An interdisciplinary field of study that focuses on complex interactions within multiple biological systems, rather than focusing on individual mechanisms.

Hedonic-driven eating behaviors:

Also known as ‘food addiction’, these behaviours correspond to the continued consumption of highly palatable foods even after energy requirements have been met.

Dopaminergic reward system:

Refers to the extensive network of neurons in the extended reward network that depend on dopamine as the primary neurotransmitter for reward-related processing.

Extended reward network:

Used interchangeablely with ‘greater reward system’, this term describes brain regions concerned with interconnecting brain networks such as reward and salience networks, and is associated with processing of rewarding stimuli and modulation of food-seeking behaviors.

Neural substrates:

A brain region or network that is associated with a specific behavior.

Cortical performance monitoring:

Refers to processes associated with reward sensitivity, motivation, interoceptive awareness, stress reactivity and self-control.

Salience:

The salience brain network is responsible for monitoring the homeostatic state of the body to make adaptive adjustments to real or expected disturbances in homeostasis through the autonomic nervous system and behavioral responses.

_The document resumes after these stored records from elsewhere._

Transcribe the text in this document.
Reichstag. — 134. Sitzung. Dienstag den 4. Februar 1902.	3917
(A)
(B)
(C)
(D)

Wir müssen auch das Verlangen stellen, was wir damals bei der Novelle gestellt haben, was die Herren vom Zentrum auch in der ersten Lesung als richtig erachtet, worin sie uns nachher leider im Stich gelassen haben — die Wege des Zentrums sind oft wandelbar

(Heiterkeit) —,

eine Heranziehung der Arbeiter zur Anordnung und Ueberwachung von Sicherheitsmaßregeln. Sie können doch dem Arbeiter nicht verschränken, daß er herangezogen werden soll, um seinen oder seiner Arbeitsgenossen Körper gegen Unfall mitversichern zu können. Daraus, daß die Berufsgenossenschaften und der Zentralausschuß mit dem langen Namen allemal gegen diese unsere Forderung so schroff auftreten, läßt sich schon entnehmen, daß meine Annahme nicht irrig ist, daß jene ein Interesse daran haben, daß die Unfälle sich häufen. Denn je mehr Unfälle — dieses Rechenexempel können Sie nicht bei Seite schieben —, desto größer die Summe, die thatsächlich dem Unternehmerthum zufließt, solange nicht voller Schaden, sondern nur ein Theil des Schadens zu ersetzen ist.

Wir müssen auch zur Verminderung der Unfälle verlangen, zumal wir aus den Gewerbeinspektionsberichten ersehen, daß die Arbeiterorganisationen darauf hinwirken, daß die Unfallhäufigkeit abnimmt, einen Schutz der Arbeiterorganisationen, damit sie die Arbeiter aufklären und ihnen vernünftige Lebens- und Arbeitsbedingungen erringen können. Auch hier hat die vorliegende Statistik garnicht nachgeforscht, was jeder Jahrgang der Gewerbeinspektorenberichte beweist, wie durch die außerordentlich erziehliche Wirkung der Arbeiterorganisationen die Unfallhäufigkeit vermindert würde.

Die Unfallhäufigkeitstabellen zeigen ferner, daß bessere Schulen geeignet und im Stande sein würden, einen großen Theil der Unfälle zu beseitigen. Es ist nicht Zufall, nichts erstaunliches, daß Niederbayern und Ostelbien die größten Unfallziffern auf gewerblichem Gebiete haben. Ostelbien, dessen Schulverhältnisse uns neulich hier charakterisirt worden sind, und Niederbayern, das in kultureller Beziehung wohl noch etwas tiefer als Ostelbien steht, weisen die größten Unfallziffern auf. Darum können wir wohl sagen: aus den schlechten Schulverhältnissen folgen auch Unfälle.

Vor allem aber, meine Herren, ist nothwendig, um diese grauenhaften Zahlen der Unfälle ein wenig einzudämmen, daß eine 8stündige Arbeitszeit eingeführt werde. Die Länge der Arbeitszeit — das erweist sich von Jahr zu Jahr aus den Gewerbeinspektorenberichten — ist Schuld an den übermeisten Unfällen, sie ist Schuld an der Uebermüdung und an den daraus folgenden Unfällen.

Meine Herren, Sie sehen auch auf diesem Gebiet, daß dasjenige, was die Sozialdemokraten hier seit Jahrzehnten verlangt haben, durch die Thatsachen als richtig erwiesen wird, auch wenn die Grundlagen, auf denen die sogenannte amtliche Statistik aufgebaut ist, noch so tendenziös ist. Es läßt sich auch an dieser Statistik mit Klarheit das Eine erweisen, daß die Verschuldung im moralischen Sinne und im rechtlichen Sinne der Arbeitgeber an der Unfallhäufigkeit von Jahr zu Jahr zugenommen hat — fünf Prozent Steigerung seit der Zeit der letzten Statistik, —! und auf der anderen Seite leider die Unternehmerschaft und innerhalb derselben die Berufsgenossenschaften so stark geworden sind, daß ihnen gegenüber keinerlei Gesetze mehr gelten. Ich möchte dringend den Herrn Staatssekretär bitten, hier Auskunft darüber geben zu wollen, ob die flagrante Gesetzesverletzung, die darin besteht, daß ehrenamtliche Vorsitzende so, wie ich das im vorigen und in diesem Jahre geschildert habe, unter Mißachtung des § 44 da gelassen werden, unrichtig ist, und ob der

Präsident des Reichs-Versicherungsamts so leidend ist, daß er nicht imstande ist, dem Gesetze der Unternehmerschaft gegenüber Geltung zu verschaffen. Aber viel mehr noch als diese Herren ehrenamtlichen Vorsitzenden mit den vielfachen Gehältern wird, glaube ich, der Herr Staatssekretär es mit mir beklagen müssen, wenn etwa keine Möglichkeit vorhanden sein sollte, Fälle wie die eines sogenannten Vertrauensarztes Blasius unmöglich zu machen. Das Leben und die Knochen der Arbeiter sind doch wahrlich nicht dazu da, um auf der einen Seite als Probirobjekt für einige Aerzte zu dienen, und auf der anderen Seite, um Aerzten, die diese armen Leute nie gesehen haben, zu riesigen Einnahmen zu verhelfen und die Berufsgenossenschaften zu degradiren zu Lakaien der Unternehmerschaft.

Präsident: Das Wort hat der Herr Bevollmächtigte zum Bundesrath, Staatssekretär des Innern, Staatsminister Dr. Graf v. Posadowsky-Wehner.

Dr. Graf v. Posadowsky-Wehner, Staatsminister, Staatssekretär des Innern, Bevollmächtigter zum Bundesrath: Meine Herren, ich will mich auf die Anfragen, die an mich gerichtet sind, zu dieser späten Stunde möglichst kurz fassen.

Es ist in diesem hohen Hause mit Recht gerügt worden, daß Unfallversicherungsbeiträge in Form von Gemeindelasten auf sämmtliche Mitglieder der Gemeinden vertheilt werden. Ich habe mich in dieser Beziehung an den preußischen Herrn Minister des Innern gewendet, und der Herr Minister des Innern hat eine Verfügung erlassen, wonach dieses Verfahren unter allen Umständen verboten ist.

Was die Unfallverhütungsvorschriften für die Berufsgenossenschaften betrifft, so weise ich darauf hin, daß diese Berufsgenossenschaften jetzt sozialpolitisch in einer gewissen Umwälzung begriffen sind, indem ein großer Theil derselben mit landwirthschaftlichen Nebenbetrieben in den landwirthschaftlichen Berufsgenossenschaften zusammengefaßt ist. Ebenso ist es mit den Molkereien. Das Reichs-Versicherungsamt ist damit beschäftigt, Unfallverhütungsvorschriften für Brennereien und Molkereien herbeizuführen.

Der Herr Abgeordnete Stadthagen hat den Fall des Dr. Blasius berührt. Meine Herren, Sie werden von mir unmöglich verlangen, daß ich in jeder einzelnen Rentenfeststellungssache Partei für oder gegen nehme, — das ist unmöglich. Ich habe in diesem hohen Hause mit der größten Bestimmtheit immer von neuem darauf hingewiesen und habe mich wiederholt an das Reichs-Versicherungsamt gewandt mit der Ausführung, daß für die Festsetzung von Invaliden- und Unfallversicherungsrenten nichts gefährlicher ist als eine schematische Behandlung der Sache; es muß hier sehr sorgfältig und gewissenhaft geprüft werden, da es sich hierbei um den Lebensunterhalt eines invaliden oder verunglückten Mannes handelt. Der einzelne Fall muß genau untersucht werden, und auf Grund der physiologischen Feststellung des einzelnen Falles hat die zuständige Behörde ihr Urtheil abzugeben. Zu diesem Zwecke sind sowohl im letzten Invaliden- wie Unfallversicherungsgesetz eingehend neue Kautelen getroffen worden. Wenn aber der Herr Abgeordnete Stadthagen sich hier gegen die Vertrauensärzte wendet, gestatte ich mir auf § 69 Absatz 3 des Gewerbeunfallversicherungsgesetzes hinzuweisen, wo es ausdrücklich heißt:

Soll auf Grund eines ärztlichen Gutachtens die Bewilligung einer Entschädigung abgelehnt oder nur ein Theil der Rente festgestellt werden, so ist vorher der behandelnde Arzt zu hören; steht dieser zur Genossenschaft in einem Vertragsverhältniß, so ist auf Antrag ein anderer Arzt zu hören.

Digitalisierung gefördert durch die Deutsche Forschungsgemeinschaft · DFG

Corticostriatal communication:

Refers to the extensive communication network between the brain’s cortex, which houses the extended reward network (including the frontal cortex and insula), and the striatum, which houses the core reword network (nucleus accumbens, basal ganglia).

Ventral tegmental area:

Key region of the midbrain that houses the dopaminergic cell bodies that project to all regions of the core and extended reward network.

Nucleus accumbens:

Region of the basal ganglia and a key hub for the core reward system, responsible for many dopaminergic processes, especially those related to pleasure, motivation, and aversion.

Prebiotic:

Refers to dietary fibre or other substrates that can only be digested by commensal gut microorganisms, thereby promoting gut microbiota diversity and health.

Maladaptive coping:

Behaviors that are used to cope with situations to alleviate stress or symptoms, but are not necessarily healthy and do not address the core cause of the stress.

Psychological stress:

Sufficient levels of stress orginating from the environment that can cause dyregulation of homeostatic responses to cause physical or psychological symptoms.

Perceived stress:

A measure of the degree to which events in an individual’s life are assessed as stressful. The most widely used scale for perceived stress is the Perceived Stress Scale.